Why does Apple think three lenses are eight lenses?
Briefly

Why does Apple think three lenses are eight lenses?
"The super-thin iPhone Air only has one camera on its rear: a 48-megapixel sensor with a 26mm-equivalent f/1.6 lens. It's the same as the main camera of the regular iPhone 17 (which also features a second 0.5x ultrawide camera). The 17 Pro and Pro Max have a similar-but-not-the-same main camera, consisting of a 48MP sensor and 24mm-equivalent f/1.78 lens - and it also has the ultrawide and adds a 4x telephoto lens."

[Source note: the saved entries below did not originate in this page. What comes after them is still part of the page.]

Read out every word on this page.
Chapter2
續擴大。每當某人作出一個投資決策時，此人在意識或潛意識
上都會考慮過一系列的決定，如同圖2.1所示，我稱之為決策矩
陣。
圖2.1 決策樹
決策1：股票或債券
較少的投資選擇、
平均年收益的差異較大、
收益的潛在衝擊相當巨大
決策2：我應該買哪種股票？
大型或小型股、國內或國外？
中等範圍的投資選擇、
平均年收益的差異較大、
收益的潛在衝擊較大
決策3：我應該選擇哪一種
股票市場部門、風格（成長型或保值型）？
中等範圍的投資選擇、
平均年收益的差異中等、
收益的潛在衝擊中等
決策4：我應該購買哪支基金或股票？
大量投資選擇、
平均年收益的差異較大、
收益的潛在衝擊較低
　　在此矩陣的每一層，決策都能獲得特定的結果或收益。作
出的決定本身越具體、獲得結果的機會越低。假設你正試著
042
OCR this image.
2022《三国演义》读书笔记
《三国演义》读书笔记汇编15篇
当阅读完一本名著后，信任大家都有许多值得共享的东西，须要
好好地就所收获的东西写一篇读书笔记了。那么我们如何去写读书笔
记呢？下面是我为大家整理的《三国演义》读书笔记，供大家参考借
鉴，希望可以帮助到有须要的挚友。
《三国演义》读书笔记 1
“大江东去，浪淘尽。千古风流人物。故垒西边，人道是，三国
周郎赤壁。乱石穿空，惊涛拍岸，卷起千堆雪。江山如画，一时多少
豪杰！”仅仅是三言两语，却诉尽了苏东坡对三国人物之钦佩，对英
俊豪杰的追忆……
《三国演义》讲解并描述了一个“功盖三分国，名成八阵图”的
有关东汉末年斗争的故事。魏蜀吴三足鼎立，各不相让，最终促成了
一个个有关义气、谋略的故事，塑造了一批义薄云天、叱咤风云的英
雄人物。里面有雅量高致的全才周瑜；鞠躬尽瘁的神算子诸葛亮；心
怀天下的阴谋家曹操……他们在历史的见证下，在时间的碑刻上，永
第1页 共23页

"Apple showed a slide of sample images indicating that the iPhone Air's one rear sensor and lens can be used as 26mm, 28mm, 35mm, and 52mm-equivalent lenses. According to Apple's technical specifications of the iPhone Air, once you zoom to the 52mm-equivalent focal length (a 2x magnification), you're down to 12MP of resolution. The 28mm and 35mm "lenses" are likely similar to what we first saw in the iPhone 15 Pro, which works like this: A 28mm image yields a 24MP photo, constructed from a series of 12MP frames and combined with one 48MP frame"
iPhone Air has a single 48-megapixel rear sensor paired with a 26mm-equivalent f/1.6 lens and can produce 26mm, 28mm, 35mm, and 52mm-equivalent images. At 2x (52mm-equivalent) magnification the output falls to 12MP. The 28mm mode yields a 24MP image constructed from several 12MP frames combined with one 48MP frame. The 35mm mode produces a 24MP image by using only the center pixels of the 48MP sensor. iPhone 17 Pro and Pro Max use a 48MP main sensor with a 24mm-equivalent f/1.78 lens, plus an ultrawide and a 4x telephoto. Apple markets the 17 Pro's three physical lenses as equivalent to eight “pro lenses” by including computationally derived focal-length outputs and the additional sensors, and Apple did not clarify the exact enumeration when asked.